Think of AI as your intern, not your expert advisor. Its job is to help you think, not to do your thinking for you.

Use AI transparency settings.

Tools like ChatGPT Enterprise or Copilot often offer audit trails or cite where their information came from. Use these features to assess credibility.

If you’re using AI inside your organization, push vendors to explain how their models generate outputs and what guardrails are in place.

Insist on a human in the loop.

In regulated or high-stakes industries (e.g., healthcare, finance, government), build processes that require human review before AI-generated content is published or decisions are made.

This aligns with the GROW coaching model: AI may help define the Goal and assess Reality, but Options and Will must come from human insight and accountability.

Train teams to spot and stop AI misinformation.

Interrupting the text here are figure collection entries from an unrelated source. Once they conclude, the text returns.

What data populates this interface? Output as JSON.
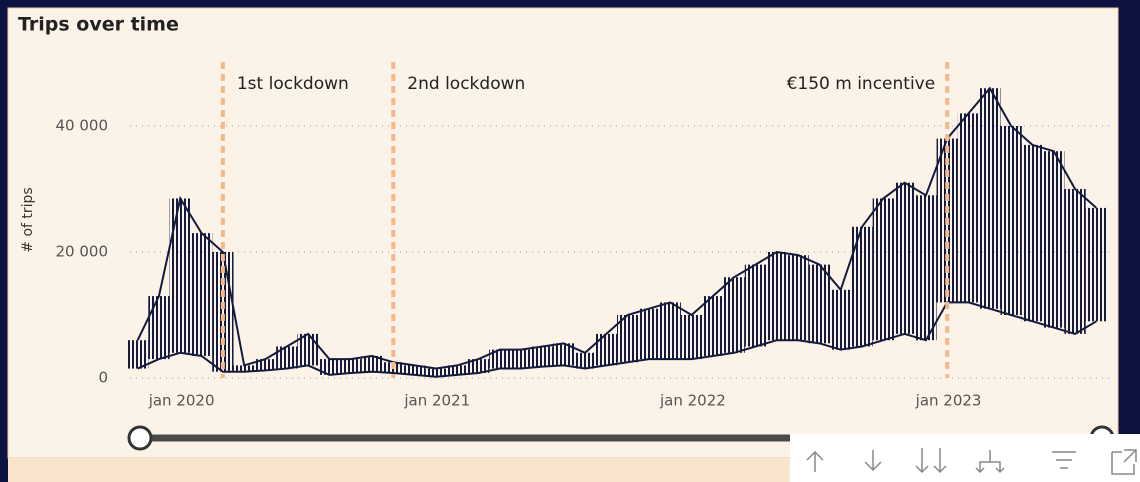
{
  "chart_data": {
    "type": "line",
    "title": "Trips over time",
    "y_label": "# of trips",
    "x": [
      "2019-11",
      "2019-12",
      "2020-01",
      "2020-02",
      "2020-03",
      "2020-04",
      "2020-05",
      "2020-06",
      "2020-07",
      "2020-08",
      "2020-09",
      "2020-10",
      "2020-11",
      "2020-12",
      "2021-01",
      "2021-02",
      "2021-03",
      "2021-04",
      "2021-05",
      "2021-06",
      "2021-07",
      "2021-08",
      "2021-09",
      "2021-10",
      "2021-11",
      "2021-12",
      "2022-01",
      "2022-02",
      "2022-03",
      "2022-04",
      "2022-05",
      "2022-06",
      "2022-07",
      "2022-08",
      "2022-09",
      "2022-10",
      "2022-11",
      "2022-12",
      "2023-01",
      "2023-02",
      "2023-03",
      "2023-04",
      "2023-05",
      "2023-06",
      "2023-07",
      "2023-08"
    ],
    "series": [
      {
        "color": "#141a3c",
        "values": [
          6000,
          13000,
          28500,
          23000,
          20000,
          2000,
          3000,
          5000,
          7000,
          3000,
          3000,
          3500,
          2500,
          2000,
          1500,
          2000,
          3000,
          4500,
          4500,
          5000,
          5500,
          4000,
          7000,
          10000,
          11000,
          12000,
          10000,
          13000,
          16000,
          18000,
          20000,
          19500,
          18000,
          14000,
          24000,
          28500,
          31000,
          29000,
          38000,
          42000,
          46000,
          40000,
          37000,
          36000,
          30000,
          27000
        ]
      },
      {
        "color": "#141a3c",
        "values": [
          1500,
          3000,
          4000,
          3500,
          1000,
          1000,
          1200,
          1500,
          2000,
          500,
          800,
          1000,
          800,
          500,
          200,
          500,
          800,
          1500,
          1500,
          1800,
          2000,
          1500,
          2000,
          2500,
          3000,
          3000,
          3000,
          3500,
          4000,
          5000,
          6000,
          6000,
          5500,
          4500,
          5000,
          6000,
          7000,
          6000,
          12000,
          12000,
          11000,
          10000,
          9000,
          8000,
          7000,
          9000
        ]
      }
    ],
    "xlim": [
      "2019-11",
      "2023-09"
    ],
    "xticks": [
      {
        "value": "2020-01",
        "label": "jan 2020"
      },
      {
        "value": "2021-01",
        "label": "jan 2021"
      },
      {
        "value": "2022-01",
        "label": "jan 2022"
      },
      {
        "value": "2023-01",
        "label": "jan 2023"
      }
    ],
    "ylim": [
      0,
      50000
    ],
    "yticks": [
      {
        "value": 0,
        "label": "0"
      },
      {
        "value": 20000,
        "label": "20 000"
      },
      {
        "value": 40000,
        "label": "40 000"
      }
    ],
    "grid": true,
    "annotations": [
      {
        "text": "1st lockdown",
        "x": "2020-03",
        "color": "#f5b88a"
      },
      {
        "text": "2nd lockdown",
        "x": "2020-11",
        "color": "#f5b88a"
      },
      {
        "text": "€150 m incentive",
        "x": "2023-01",
        "color": "#f5b88a"
      }
    ]
  }
}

Embed AI literacy into onboarding, upskilling, and leadership development. Teach employees:

  • How to question AI output
  • What to verify (and how)
  • When to escalate concerns

And remember what we change management pros preach: changing behavior requires awareness, engagement, action, and reinforcement.

The Enemy

It’s not generative AI. Complacency is the enemy.

Generative AI isn’t malicious. It’s simply not designed to be truthful. It’s designed to be useful. As business professionals, it’s on us to pair AI’s speed and creativity with our discernment and ethics.

The most dangerous misinformation isn’t always the most outrageous. It’s the quiet, almost-right statement that slips through our filters because we’re too rushed, too trusting, or too dazzled by the tech.

In the age of AI, wisdom isn’t knowing everything. It’s knowing what to double-check.